Resumo: O presente estudo tem o escopo de analisar a expansão da produção de normas de criminalização da atividade empresarial em nosso país. Esta análise propõe realizar-se por meio de uma perspectiva criminológica, sustentando sempre uma posição crítica em face das decisões de política criminal. Acredita-se que análises criminológicas do universo da delinqüência econômica são escassas e que esta breve reflexão pode auxiliar na compreensão dos mecanismos de seleção criminal, presentes no sistema punitivo contemporâneo. No que diz respeito à base teórica que sustenta essa reflexão, procurou-se apresentar conceitos clássicos da criminologia crítica bem como avançar em direção ao pensamento de criminólogos mais contemporâneos. O ponto nevrálgico deste breve ensaio toca a função política e simbólica que desempenha o sistema penal pátrio.

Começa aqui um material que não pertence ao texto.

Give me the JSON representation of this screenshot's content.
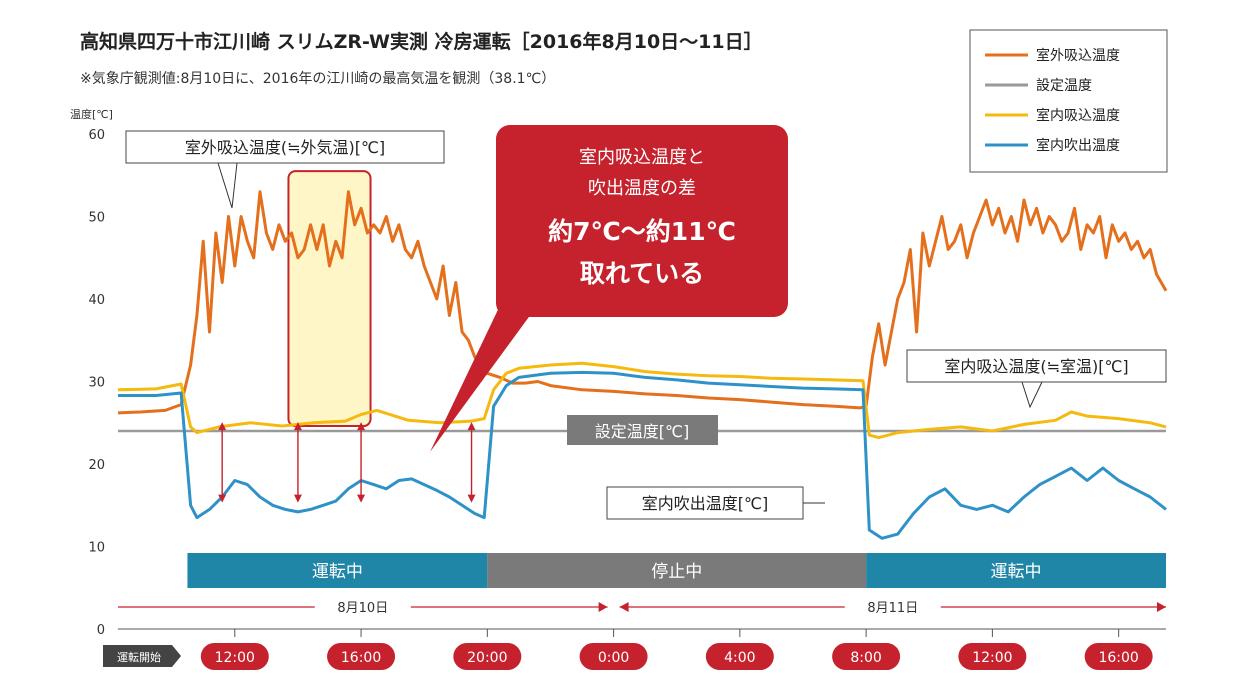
{
  "chart_data": {
    "type": "line",
    "title": "高知県四万十市江川崎 スリムZR-W実測 冷房運転［2016年8月10日〜11日］",
    "subtitle": "※気象庁観測値:8月10日に、2016年の江川崎の最高気温を観測（38.1℃）",
    "ylabel": "温度[℃]",
    "ylim": [
      0,
      60
    ],
    "yticks": [
      "0",
      "10",
      "20",
      "30",
      "40",
      "50",
      "60"
    ],
    "x_range_hours": [
      8.3,
      41.5
    ],
    "time_ticks": [
      {
        "label": "運転開始",
        "hour": 9.2,
        "style": "start"
      },
      {
        "label": "12:00",
        "hour": 12
      },
      {
        "label": "16:00",
        "hour": 16
      },
      {
        "label": "20:00",
        "hour": 20
      },
      {
        "label": "0:00",
        "hour": 24
      },
      {
        "label": "4:00",
        "hour": 28
      },
      {
        "label": "8:00",
        "hour": 32
      },
      {
        "label": "12:00",
        "hour": 36
      },
      {
        "label": "16:00",
        "hour": 40
      }
    ],
    "dates": [
      {
        "label": "8月10日",
        "from": 8.3,
        "to": 24
      },
      {
        "label": "8月11日",
        "from": 24,
        "to": 41.5
      }
    ],
    "bands": [
      {
        "label": "運転中",
        "from": 10.5,
        "to": 20.0,
        "color": "#1f86a7"
      },
      {
        "label": "停止中",
        "from": 20.0,
        "to": 32.0,
        "color": "#7a7a7a"
      },
      {
        "label": "運転中",
        "from": 32.0,
        "to": 41.5,
        "color": "#1f86a7"
      }
    ],
    "legend_position": "top-right",
    "series": [
      {
        "name": "室外吸込温度",
        "color": "#e46f1c",
        "x": [
          8.3,
          9.0,
          9.8,
          10.3,
          10.6,
          10.8,
          11.0,
          11.2,
          11.4,
          11.6,
          11.8,
          12.0,
          12.2,
          12.4,
          12.6,
          12.8,
          13.0,
          13.2,
          13.4,
          13.6,
          13.8,
          14.0,
          14.2,
          14.4,
          14.6,
          14.8,
          15.0,
          15.2,
          15.4,
          15.6,
          15.8,
          16.0,
          16.2,
          16.4,
          16.6,
          16.8,
          17.0,
          17.2,
          17.4,
          17.6,
          17.8,
          18.0,
          18.2,
          18.4,
          18.6,
          18.8,
          19.0,
          19.2,
          19.4,
          19.6,
          19.8,
          20.0,
          20.4,
          20.8,
          21.2,
          21.6,
          22,
          23,
          24,
          25,
          26,
          27,
          28,
          29,
          30,
          31,
          31.8,
          32.0,
          32.2,
          32.4,
          32.6,
          32.8,
          33.0,
          33.2,
          33.4,
          33.6,
          33.8,
          34.0,
          34.2,
          34.4,
          34.6,
          34.8,
          35.0,
          35.2,
          35.4,
          35.6,
          35.8,
          36.0,
          36.2,
          36.4,
          36.6,
          36.8,
          37.0,
          37.2,
          37.4,
          37.6,
          37.8,
          38.0,
          38.2,
          38.4,
          38.6,
          38.8,
          39.0,
          39.2,
          39.4,
          39.6,
          39.8,
          40.0,
          40.2,
          40.4,
          40.6,
          40.8,
          41.0,
          41.2,
          41.5
        ],
        "y": [
          26.2,
          26.3,
          26.5,
          27.2,
          32,
          38,
          47,
          36,
          48,
          42,
          50,
          44,
          50,
          47,
          45,
          53,
          48,
          46,
          49,
          47,
          48,
          45,
          46,
          49,
          46,
          49,
          44,
          47,
          45,
          53,
          49,
          51,
          48,
          49,
          48,
          50,
          47,
          49,
          46,
          45,
          47,
          44,
          42,
          40,
          44,
          38,
          42,
          36,
          35,
          33,
          32,
          31,
          30.5,
          29.8,
          29.8,
          30,
          29.5,
          29,
          28.8,
          28.5,
          28.3,
          28,
          27.8,
          27.5,
          27.2,
          27,
          26.8,
          27,
          33,
          37,
          32,
          36,
          40,
          42,
          46,
          36,
          48,
          44,
          47,
          50,
          46,
          47,
          49,
          45,
          48,
          50,
          52,
          49,
          51,
          48,
          50,
          47,
          52,
          49,
          51,
          48,
          50,
          49,
          47,
          48,
          51,
          46,
          49,
          48,
          50,
          45,
          49,
          47,
          48,
          46,
          47,
          45,
          46,
          43,
          41
        ],
        "label": "室外吸込温度(≒外気温)[℃]"
      },
      {
        "name": "設定温度",
        "color": "#9a9a9a",
        "x": [
          8.3,
          41.5
        ],
        "y": [
          24,
          24
        ],
        "label": "設定温度[℃]"
      },
      {
        "name": "室内吸込温度",
        "color": "#f5b90f",
        "x": [
          8.3,
          9.5,
          10.3,
          10.6,
          10.8,
          11.5,
          12.5,
          13.5,
          14.5,
          15.5,
          16.0,
          16.5,
          17.5,
          18.5,
          19.5,
          19.9,
          20.2,
          20.6,
          21,
          22,
          23,
          24,
          25,
          26,
          27,
          28,
          29,
          30,
          31,
          31.9,
          32.1,
          32.4,
          33,
          34,
          35,
          36,
          37,
          38,
          38.5,
          39,
          40,
          41,
          41.5
        ],
        "y": [
          29,
          29.1,
          29.7,
          24.5,
          23.8,
          24.5,
          25,
          24.6,
          25,
          25.2,
          26,
          26.5,
          25.3,
          25,
          25.2,
          25.5,
          29,
          31,
          31.6,
          32,
          32.2,
          31.8,
          31.2,
          30.9,
          30.7,
          30.6,
          30.4,
          30.3,
          30.2,
          30.1,
          23.5,
          23.2,
          23.8,
          24.2,
          24.5,
          24.0,
          24.8,
          25.3,
          26.3,
          25.8,
          25.5,
          25,
          24.5
        ],
        "label": "室内吸込温度(≒室温)[℃]"
      },
      {
        "name": "室内吹出温度",
        "color": "#2e92c9",
        "x": [
          8.3,
          9.5,
          10.3,
          10.6,
          10.8,
          11.2,
          11.6,
          12.0,
          12.4,
          12.8,
          13.2,
          13.6,
          14.0,
          14.4,
          14.8,
          15.2,
          15.6,
          16.0,
          16.4,
          16.8,
          17.2,
          17.6,
          18.0,
          18.4,
          18.8,
          19.2,
          19.6,
          19.9,
          20.2,
          20.6,
          21,
          22,
          23,
          24,
          25,
          26,
          27,
          28,
          29,
          30,
          31,
          31.9,
          32.1,
          32.5,
          33,
          33.5,
          34,
          34.5,
          35,
          35.5,
          36,
          36.5,
          37,
          37.5,
          38,
          38.5,
          39,
          39.5,
          40,
          40.5,
          41,
          41.5
        ],
        "y": [
          28.3,
          28.3,
          28.6,
          15,
          13.5,
          14.5,
          16,
          18,
          17.5,
          16,
          15,
          14.5,
          14.2,
          14.5,
          15,
          15.5,
          17,
          18,
          17.5,
          17,
          18,
          18.2,
          17.5,
          16.8,
          16,
          15,
          14,
          13.5,
          27,
          29.5,
          30.5,
          31,
          31.1,
          31,
          30.5,
          30.2,
          29.8,
          29.6,
          29.4,
          29.2,
          29.1,
          29,
          12,
          11,
          11.5,
          14,
          16,
          17,
          15,
          14.5,
          15,
          14.2,
          16,
          17.5,
          18.5,
          19.5,
          18,
          19.5,
          18,
          17,
          16,
          14.5
        ],
        "label": "室内吹出温度[℃]"
      }
    ],
    "annotations": {
      "callout_line1": "室内吸込温度と",
      "callout_line2": "吹出温度の差",
      "callout_line3": "約7℃〜約11℃",
      "callout_line4": "取れている"
    }
  }
}
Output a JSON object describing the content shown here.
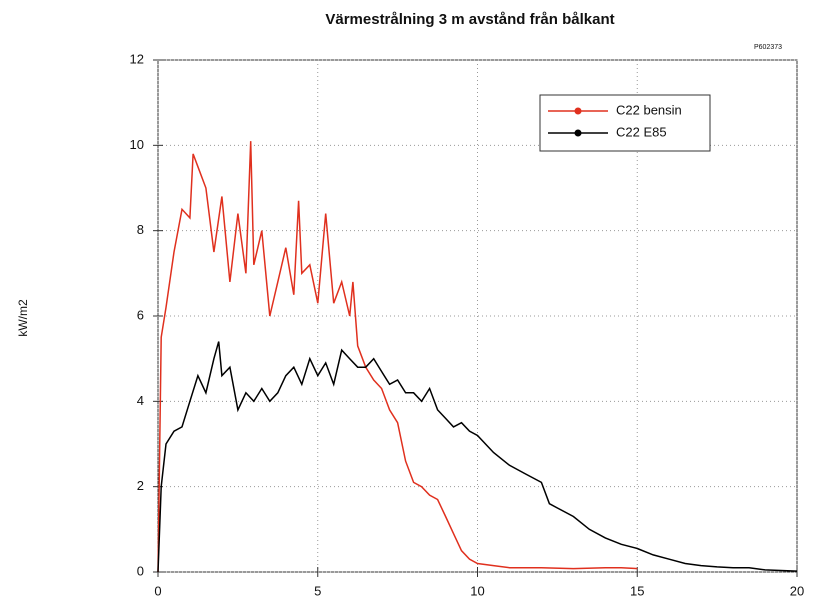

Palavras-chaves: Direito penal econômico – criminologia – crimes empresariais
A sociedade contemporânea traduz-se pela complexidade das relações humanas que em seu seio desenvolvem-se. Complexidade que resulta, sobretudo, da multiplicidade de variáveis que qualquer discurso compreensivo, digno de sua percepção, deve implicar. No dizer de Fábio Roberto D’Avila, são tempos de “liminaridade, no sentido que lhe é dado pela antropologia. Por liminaridade entende-se um período de passagem, um período intermédio, um período entre o dentro e o fora, o qual pode ser representado pela metáfora da soleira de uma porta, pela imagem de um espaço neutro e o fora. Sabe-se que a um esgotamento do paradigma passado, mas ainda não se pode perceber com clareza o modelo que começa a surgir.” (D’AVILA, 2012, p. 45) Próprio desse peculiar momento histórico-social, que vive a humanidade, é o surgimento de revoluções epistemológicas que (re)configuram toda forma de conhecimento. Em relação ao pensamento jurídico, essa senda de complexidades e transformações demanda ao direito a revisão de suas formas e fundamentos a fim de acompanhar a velocidade dessa realidade social.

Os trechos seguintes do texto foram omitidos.